Artigo

Nunca vi tantos pacientes em um dia

Richard Villar, cirurgião do CICV em Gaza

Primeiro havia um ferido. Depois dois, depois oito, depois dezesseis. O hospital passou do silêncio ao caos em poucas horas.

Trabalho com uma equipe cirúrgica do Comitê Internacional da Cruz Vermelha (CICV) no Hospital Europeu de Gaza em Khan Younis. Cheguei em Gaza apenas 24 horas antes do início da violência na segunda-feira.

Enquanto nos dirigíamos para o hospital nos perguntávamos se havia como uma calmaria antes da tempestade – as ruas estavam realmente quietas. Não havia praticamente ninguém nelas. Sabíamos que eram esperadas manifestações.

Nunca vi tantos pacientes em um único dia. As equipes tinham se preparado para isso, mas ainda assim era avassalador.

Algumas coisas se sobressaíam. Funcionários que não eram médicos ajudaram a salvar vidas. Vi pessoal de limpeza ajudando médicos e enfermeiros com os pacientes. Vi gestores colocando torniquetes para parar sangramentos fatais. Entre 120 e 130 pacientes foram tratados nas salas de cirurgia somente neste hospital. Um ônibus chegava de repente com 40 pessoas a bordo. Não tínhamos outra opção do que lidar com a situação.

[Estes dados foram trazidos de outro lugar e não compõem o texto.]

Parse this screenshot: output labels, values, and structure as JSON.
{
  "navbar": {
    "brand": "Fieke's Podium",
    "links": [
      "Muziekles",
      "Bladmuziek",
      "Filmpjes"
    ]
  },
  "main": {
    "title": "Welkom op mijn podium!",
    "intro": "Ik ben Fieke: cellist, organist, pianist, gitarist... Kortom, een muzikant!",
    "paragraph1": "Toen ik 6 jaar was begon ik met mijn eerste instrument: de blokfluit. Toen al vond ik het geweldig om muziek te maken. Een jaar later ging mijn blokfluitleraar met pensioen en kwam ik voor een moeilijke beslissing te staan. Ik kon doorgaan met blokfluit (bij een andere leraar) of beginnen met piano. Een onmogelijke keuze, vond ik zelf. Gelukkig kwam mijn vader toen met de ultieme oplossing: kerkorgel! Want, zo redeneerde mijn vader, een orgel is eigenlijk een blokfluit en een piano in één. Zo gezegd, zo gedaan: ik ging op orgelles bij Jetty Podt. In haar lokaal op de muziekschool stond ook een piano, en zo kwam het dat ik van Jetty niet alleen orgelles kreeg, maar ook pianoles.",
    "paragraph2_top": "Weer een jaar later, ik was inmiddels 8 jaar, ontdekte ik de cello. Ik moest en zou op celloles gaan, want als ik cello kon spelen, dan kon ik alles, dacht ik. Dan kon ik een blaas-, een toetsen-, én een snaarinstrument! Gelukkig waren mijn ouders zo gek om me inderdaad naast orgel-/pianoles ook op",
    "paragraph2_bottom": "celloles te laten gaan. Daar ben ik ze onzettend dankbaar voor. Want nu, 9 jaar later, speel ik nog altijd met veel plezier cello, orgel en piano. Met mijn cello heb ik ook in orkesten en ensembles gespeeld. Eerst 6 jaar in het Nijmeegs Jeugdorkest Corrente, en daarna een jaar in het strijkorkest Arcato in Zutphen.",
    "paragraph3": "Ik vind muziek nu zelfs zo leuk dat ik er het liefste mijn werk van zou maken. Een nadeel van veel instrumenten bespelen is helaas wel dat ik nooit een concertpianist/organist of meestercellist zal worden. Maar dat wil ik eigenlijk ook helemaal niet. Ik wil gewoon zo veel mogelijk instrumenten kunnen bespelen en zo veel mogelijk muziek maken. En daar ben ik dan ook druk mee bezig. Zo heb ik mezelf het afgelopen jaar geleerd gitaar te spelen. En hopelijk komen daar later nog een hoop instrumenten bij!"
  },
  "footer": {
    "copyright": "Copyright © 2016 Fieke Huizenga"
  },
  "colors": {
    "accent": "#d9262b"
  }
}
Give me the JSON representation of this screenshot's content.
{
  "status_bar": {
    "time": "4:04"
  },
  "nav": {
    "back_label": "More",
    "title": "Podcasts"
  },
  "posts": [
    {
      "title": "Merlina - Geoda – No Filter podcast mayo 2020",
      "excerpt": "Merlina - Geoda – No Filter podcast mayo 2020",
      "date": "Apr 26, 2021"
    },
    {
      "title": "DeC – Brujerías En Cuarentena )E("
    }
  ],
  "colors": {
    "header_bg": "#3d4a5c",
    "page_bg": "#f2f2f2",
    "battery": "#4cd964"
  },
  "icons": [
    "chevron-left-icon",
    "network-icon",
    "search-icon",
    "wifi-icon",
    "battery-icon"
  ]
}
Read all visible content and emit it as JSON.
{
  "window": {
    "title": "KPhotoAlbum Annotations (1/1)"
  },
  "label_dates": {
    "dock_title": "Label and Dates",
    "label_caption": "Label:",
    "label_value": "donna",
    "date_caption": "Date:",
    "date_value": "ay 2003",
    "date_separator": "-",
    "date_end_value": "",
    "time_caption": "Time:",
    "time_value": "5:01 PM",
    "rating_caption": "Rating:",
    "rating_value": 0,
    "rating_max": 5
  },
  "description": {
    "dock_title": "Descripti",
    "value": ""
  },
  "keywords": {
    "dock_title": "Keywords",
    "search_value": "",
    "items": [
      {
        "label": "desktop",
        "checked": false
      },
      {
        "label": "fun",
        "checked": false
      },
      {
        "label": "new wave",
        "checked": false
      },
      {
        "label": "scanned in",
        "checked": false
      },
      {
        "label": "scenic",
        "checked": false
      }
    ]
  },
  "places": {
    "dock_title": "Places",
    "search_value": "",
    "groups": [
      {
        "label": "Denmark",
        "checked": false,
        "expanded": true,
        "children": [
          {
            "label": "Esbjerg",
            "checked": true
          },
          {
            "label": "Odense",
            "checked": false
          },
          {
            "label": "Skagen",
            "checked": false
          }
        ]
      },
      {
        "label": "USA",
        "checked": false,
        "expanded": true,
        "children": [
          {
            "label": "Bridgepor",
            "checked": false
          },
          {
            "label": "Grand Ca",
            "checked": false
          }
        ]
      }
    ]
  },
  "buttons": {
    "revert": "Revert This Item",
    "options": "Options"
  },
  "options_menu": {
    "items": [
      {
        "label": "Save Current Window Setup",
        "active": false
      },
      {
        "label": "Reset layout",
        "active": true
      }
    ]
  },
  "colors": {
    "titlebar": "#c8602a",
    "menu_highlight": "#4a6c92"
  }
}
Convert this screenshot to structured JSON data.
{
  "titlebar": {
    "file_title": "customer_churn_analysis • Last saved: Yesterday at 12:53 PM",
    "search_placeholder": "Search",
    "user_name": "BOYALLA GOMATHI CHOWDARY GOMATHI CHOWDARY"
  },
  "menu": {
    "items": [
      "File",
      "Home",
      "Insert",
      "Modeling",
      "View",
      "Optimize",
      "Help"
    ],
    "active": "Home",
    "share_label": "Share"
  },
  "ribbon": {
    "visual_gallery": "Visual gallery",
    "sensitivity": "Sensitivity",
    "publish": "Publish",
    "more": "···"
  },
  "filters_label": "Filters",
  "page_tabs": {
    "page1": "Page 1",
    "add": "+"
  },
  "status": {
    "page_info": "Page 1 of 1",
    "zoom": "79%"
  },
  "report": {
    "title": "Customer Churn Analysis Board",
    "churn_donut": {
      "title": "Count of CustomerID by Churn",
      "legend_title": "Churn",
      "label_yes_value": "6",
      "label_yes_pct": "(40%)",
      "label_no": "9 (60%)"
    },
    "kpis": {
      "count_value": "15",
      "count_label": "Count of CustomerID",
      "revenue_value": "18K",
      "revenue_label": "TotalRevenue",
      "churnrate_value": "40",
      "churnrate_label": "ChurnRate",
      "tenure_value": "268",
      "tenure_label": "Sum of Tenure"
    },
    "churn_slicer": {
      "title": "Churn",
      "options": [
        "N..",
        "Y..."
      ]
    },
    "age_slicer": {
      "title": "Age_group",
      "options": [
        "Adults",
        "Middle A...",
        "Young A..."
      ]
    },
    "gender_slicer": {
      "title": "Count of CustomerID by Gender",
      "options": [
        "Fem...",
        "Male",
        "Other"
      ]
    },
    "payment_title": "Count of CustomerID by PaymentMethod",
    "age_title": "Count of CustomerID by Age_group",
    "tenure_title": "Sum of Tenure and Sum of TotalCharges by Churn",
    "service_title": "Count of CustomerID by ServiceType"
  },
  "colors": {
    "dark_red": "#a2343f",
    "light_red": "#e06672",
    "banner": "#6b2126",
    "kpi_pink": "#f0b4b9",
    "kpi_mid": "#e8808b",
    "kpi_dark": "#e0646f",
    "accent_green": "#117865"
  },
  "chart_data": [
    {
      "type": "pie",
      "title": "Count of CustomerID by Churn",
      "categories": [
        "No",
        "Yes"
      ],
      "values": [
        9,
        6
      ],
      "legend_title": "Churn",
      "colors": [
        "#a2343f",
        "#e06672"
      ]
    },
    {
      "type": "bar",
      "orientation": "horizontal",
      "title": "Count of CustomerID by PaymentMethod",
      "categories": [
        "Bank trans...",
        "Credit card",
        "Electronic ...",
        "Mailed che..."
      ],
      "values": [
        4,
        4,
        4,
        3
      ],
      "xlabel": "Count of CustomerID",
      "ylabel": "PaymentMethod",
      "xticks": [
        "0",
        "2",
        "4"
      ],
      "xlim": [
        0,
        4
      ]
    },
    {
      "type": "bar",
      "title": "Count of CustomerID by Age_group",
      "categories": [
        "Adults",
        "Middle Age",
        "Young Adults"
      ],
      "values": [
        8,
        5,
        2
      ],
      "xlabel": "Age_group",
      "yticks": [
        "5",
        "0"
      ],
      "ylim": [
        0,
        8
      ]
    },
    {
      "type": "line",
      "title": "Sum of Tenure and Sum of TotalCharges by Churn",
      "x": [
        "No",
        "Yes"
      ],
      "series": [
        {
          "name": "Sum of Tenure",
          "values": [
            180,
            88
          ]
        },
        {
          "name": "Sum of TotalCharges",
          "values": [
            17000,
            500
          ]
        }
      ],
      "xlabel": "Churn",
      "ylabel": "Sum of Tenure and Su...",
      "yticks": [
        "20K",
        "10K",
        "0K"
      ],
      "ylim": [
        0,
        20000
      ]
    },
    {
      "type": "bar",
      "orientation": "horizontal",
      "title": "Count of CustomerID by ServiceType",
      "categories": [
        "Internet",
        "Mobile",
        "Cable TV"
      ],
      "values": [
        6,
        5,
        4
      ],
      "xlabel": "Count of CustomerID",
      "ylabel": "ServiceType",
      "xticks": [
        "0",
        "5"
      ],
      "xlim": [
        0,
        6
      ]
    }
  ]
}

Imaginem ir descendo a uma estação de metrô, no horário pico, e encontrar todas aquelas pessoas precisando de cuidados médicos de urgência, algumas podendo estar sangrando à morte. Estava lotado, mas havia pessoas no comando, pessoas organizando tudo.

Um caso realmente se destacou. Vi um paciente que chegou sangrando pela artéria femoral, a artéria na perna. O sangue jorrava da maca até o teto. Vi alguém pressionando a artéria até salvar a vida daquele paciente, até que pudéssemos colocar um clip nela.

Aquela pessoa salvou uma vida e desapareceu. Nunca vou saber quem foi, mas queria agradecer do fundo do meu coração. Foi um ato de heroísmo médico. Até onde pude ver, todo mundo que chegou vivo na nossa ala cirúrgica saiu vivo. Tenho um orgulho imenso dos meus colegas por isso.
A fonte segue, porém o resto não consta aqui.